Review: ‘The Earl And The Girl From The Abbey’ by Regina Darcy

November 25, 2016 Review 0

I keep seeing Regina Darcy’s books popping up in the bestseller lists, so eventually I had to try one of them. I found it a frustrating read. On the one hand, the story is an appealing one, the main characters are likable and there are fewer historical errors than usual in many modern Regencies. On the other hand, there were innumerable minor errors, mostly punctuation, which made me very twitchy, and the story was just too short for any real character development. Amazon judges it to be 61 pages long, but the book ends at 76% of that, the rest being taken up with chapters of other books. That’s barely more than short story length.

Let’s get the historical errors out of the way first. The younger son of an earl is not a lord, not even when he’s the heir presumptive. He’s the Honourable Mr Davenport (in this case). Then there’s the Earl managing to re-outfit himself by popping into a tailor and coming out fully supplied. Nope. The making of gentlemen’s clothing was a long-drawn-out business involving selecting materials, measuring and multiple fittings, which would have taken weeks to complete. But these are minor matters, which only pedants like me care about.
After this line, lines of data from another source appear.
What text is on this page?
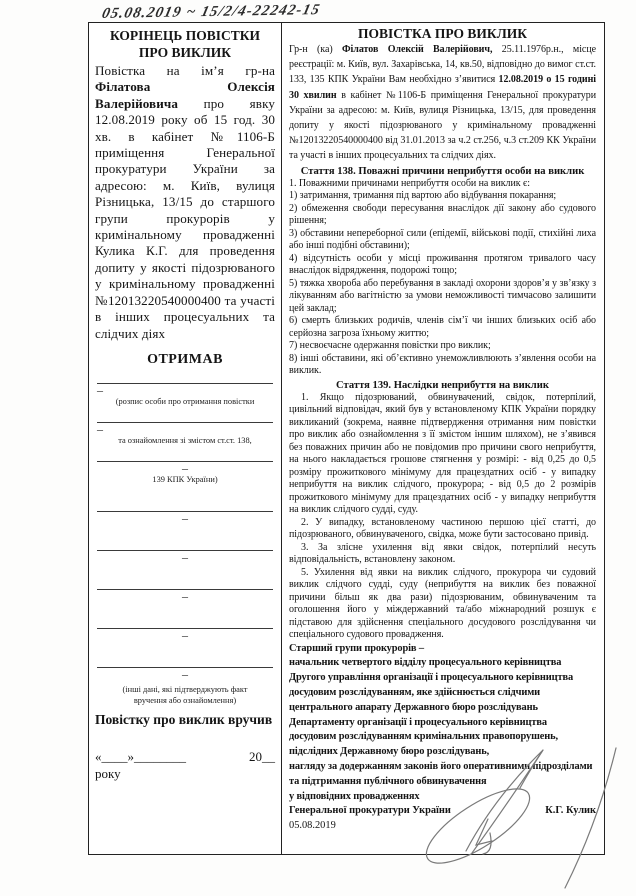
05.08.2019 ~ 15/2/4-22242-15
КОРІНЕЦЬ ПОВІСТКИ ПРО ВИКЛИК

Повістка на ім’я гр-на Філатова Олексія Валерійовича про явку 12.08.2019 року об 15 год. 30 хв. в кабінет №1106-Б приміщення Генеральної прокуратури України за адресою: м. Київ, вулиця Різницька, 13/15 до старшого групи прокурорів у кримінальному провадженні Кулика К.Г. для проведення допиту у якості підозрюваного у кримінальному провадженні №12013220540000400 та участі в інших процесуальних та слідчих діях

ОТРИМАВ
–
(розпис особи про отримання повістки
–
та ознайомлення зі змістом ст.ст. 138,
–
139 КПК України)
–
–
–
–
–
(інші дані, які підтверджують факт
вручення або ознайомлення)
Повістку про виклик вручив
«____»________	20__
року
ПОВІСТКА ПРО ВИКЛИК

Гр-н (ка) Філатов Олексій Валерійович, 25.11.1976р.н., місце реєстрації: м. Київ, вул. Захарівська, 14, кв.50, відповідно до вимог ст.ст. 133, 135 КПК України Вам необхідно з’явитися 12.08.2019 о 15 годині 30 хвилин в кабінет №1106-Б приміщення Генеральної прокуратури України за адресою: м. Київ, вулиця Різницька, 13/15, для проведення допиту у якості підозрюваного у кримінальному провадженні №12013220540000400 від 31.01.2013 за ч.2 ст.256, ч.3 ст.209 КК України та участі в інших процесуальних та слідчих діях.

Стаття 138. Поважні причини неприбуття особи на виклик

1. Поважними причинами неприбуття особи на виклик є:

1) затримання, тримання під вартою або відбування покарання;

2) обмеження свободи пересування внаслідок дії закону або судового рішення;

3) обставини непереборної сили (епідемії, військові події, стихійні лиха або інші подібні обставини);

4) відсутність особи у місці проживання протягом тривалого часу внаслідок відрядження, подорожі тощо;

5) тяжка хвороба або перебування в закладі охорони здоров’я у зв’язку з лікуванням або вагітністю за умови неможливості тимчасово залишити цей заклад;

6) смерть близьких родичів, членів сім’ї чи інших близьких осіб або серйозна загроза їхньому життю;

7) несвоєчасне одержання повістки про виклик;

8) інші обставини, які об’єктивно унеможливлюють з’явлення особи на виклик.

Стаття 139. Наслідки неприбуття на виклик

1. Якщо підозрюваний, обвинувачений, свідок, потерпілий, цивільний відповідач, який був у встановленому КПК України порядку викликаний (зокрема, наявне підтвердження отримання ним повістки про виклик або ознайомлення з її змістом іншим шляхом), не з’явився без поважних причин або не повідомив про причини свого неприбуття, на нього накладається грошове стягнення у розмірі: - від 0,25 до 0,5 розміру прожиткового мінімуму для працездатних осіб - у випадку неприбуття на виклик слідчого, прокурора; - від 0,5 до 2 розмірів прожиткового мінімуму для працездатних осіб - у випадку неприбуття на виклик слідчого судді, суду.

2. У випадку, встановленому частиною першою цієї статті, до підозрюваного, обвинуваченого, свідка, може бути застосовано привід.

3. За злісне ухилення від явки свідок, потерпілий несуть відповідальність, встановлену законом.

5. Ухилення від явки на виклик слідчого, прокурора чи судовий виклик слідчого судді, суду (неприбуття на виклик без поважної причини більш як два рази) підозрюваним, обвинуваченим та оголошення його у міждержавний та/або міжнародний розшук є підставою для здійснення спеціального досудового розслідування чи спеціального судового провадження.

Старший групи прокурорів –
начальник четвертого відділу процесуального керівництва
Другого управління організації і процесуального керівництва
досудовим розслідуванням, яке здійснюється слідчими
центрального апарату Державного бюро розслідувань
Департаменту організації і процесуального керівництва
досудовим розслідуванням кримінальних правопорушень,
підслідних Державному бюро розслідувань,
нагляду за додержанням законів його оперативними підрозділами
та підтримання публічного обвинувачення
у відповідних провадженнях
Генеральної прокуратури України	К.Г. Кулик
05.08.2019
More concerning is the implausibility of the romance. He needs to marry an heiress, she wants to meet a man she can fall in love with. They meet once at a dinner, have one conversation and that’s it. They’re in love and he immediately sets off to meet Aunty (or possibly Auntie, depending on which page you’re on), the Abbess of the local abbey, to ask permission to marry her niece. Not that she needs permission, being of age and all, but still. And then we’re into a whole implausible scandal, with a villain so obvious it’s impossible to miss. A dramatic finale and {drumroll} that’s it. All done and dusted.

Now, it would be possible to build this into a full-length novel, with some deeper character development. I would have liked to see more of our abbey-raised heroine encountering the peculiarities of Regency society. I’d have liked to see some serious rivals for her hand (since she’s an heiress) so that our hero has to work to win her over. I’d have liked, at the least, a nod towards a slower courtship. A paragraph or two describing how he visits more and more often, so that their love develops more naturally, would have been enough.

So for me, this wasn’t a wholly satisfactory story but then I’m a self-confessed pedant. It’s clear from some passages that the author has a flair for writing Regency. With a little more time taken to develop the characters and their relationships, and a thorough editing pass, this would be a good, if short, read. Three stars.